Unlocking the Power of Distributed Systems: A Comprehensive Guide to Consistent Hashing
Consistent Hashing in Action
A Deep Dive into the Inner Workings of Consistent Hashing for Distributed Systems
Consistent hashing is used in distributed systems to keep the hash table independent of the number of servers available to minimize key relocation when scale changes occur.
This article explains consistent hashing, what it is, and why it is an essential tool in scalable distributed systems.
What is Hashing?
Hashing is the process of mapping one piece of data(An arbitrary size object) to another piece of data of fixed size(An integer), known as hash code or simply hash. A function that is used for mapping objects to hash code is known as a hash function.
Hashing in a distributed system
In a scenario where various programs, computers, or users request resources from multiple server nodes, we need a mechanism to map requests evenly to available server nodes, thus ensuring that the load is balanced for consistent performance.
Suppose three servers are A, B, and C, each will have an equal number of keys. If we need to store a new key, we can do the same and store it in one of the servers depending on the output of server = f(x)% 3.
Rehashing
It’s common for a cluster to scale up and down, and there are always unexpected failures in a distributed system. We cannot guarantee that the number of server nodes will remain the same. What if one of them fails? With a naive hashing approach, we need to rehash every single key as the new mapping is dependent on the number of nodes and memory locations.
The problem in a distributed system with simple rehashing — moving the placement of every key — is that the state is stored on each node.
A small change in the cluster size could result in a reshuffle of all the data in the cluster. As the cluster size grows, this becomes unsustainable because the amount of work required for each hash change grows linearly with cluster size.
This is where the concept of consistent hashing comes in.
What is consistent hashing?
Consistent Hashing is a distributed hashing scheme that operates independently of the number of servers or objects in a distributed hash table by assigning them a position on an abstract circle, or hash ring. This allows servers and objects to scale without affecting the overall system.
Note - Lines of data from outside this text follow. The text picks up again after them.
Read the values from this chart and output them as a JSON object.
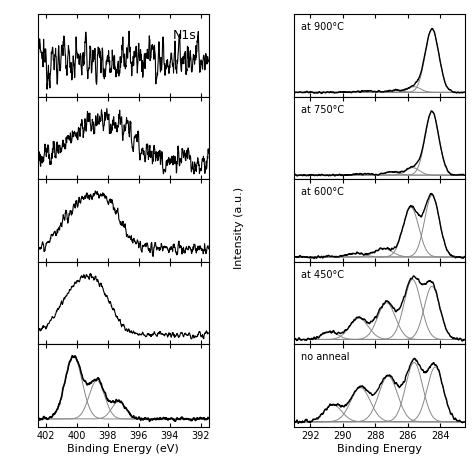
{
  "n1s_xlim": [
    402.5,
    391.5
  ],
  "n1s_xticks": [
    402,
    400,
    398,
    396,
    394,
    392
  ],
  "c1s_xlim": [
    293.0,
    282.5
  ],
  "c1s_xticks": [
    292,
    290,
    288,
    286,
    284
  ],
  "xlabel_left": "Binding Energy (eV)",
  "xlabel_right": "Binding Energy",
  "ylabel": "Intensity (a.u.)",
  "n1s_label": "N1s",
  "panel_labels": [
    "at 900°C",
    "at 750°C",
    "at 600°C",
    "at 450°C",
    "no anneal"
  ],
  "background_color": "#ffffff"
}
Imagine we mapped the hash code range onto the edge of a circle. That means that the minimum possible hash code would correspond to an angle of zero, the maximum possible hash code would correspond to an angle of 2𝝅 radians (or 360 degrees), and all other hash values would linearly fit somewhere in between. So, we could take a key, compute its hash, and find out where it lies on the circle’s edge.
For example, we can map the above data among 3 servers like this:
What happens when a server is added or removed?
The main benefit of Consistent Hashing is that any server can be added or removed dynamically and only the minimal set of objects need to move.
On average, it requires only k/n objects to move where k is the total number of keys and n is the total number of nodes.
This property is known as monotonicity: when a server is added, objects only move from old servers to the new server; there is no unnecessary movement between the old servers.
- Scale-Up Process: When a new server is added to the cluster, the Server hash is calculated and it is placed on the hash ring. Keys are reassigned to redistribute the load, but as we can see only a minimum number of keys are reassigned:
Below gif depicts the process of keys movement in case of cluster scale-up:
- Scale-Down or Node failure: When a server/Node goes down, only the keys which belong to that node will be redistributed to the nearest available servers on the hash ring without impacting other keys/objects:
Below gif depicts the process of keys movement in case of cluster scale-down:
Getting an even distribution of keys across Servers
In an ideal case, when there are k keys and n servers, every server must have close to k/n keys. Thus, the addition or removal of a node can impact a maximum of k/n keys in the system. To ensure that there is near ideal distribution, we introduce virtual nodes in the system. Every physical node has multiple virtual nodes on the hash ring.
Conclusion
Consistent Hashing has several wide applications. It is used for sharding, load balancing, etc. It enables horizontal scalability. It minimizes disruption in a dynamic environment.
It’s used in Amazon’s Dynamo DB as a partitioning component. Further, open-source applications such as Apache Cassandra and Voldermort use it for data partitioning.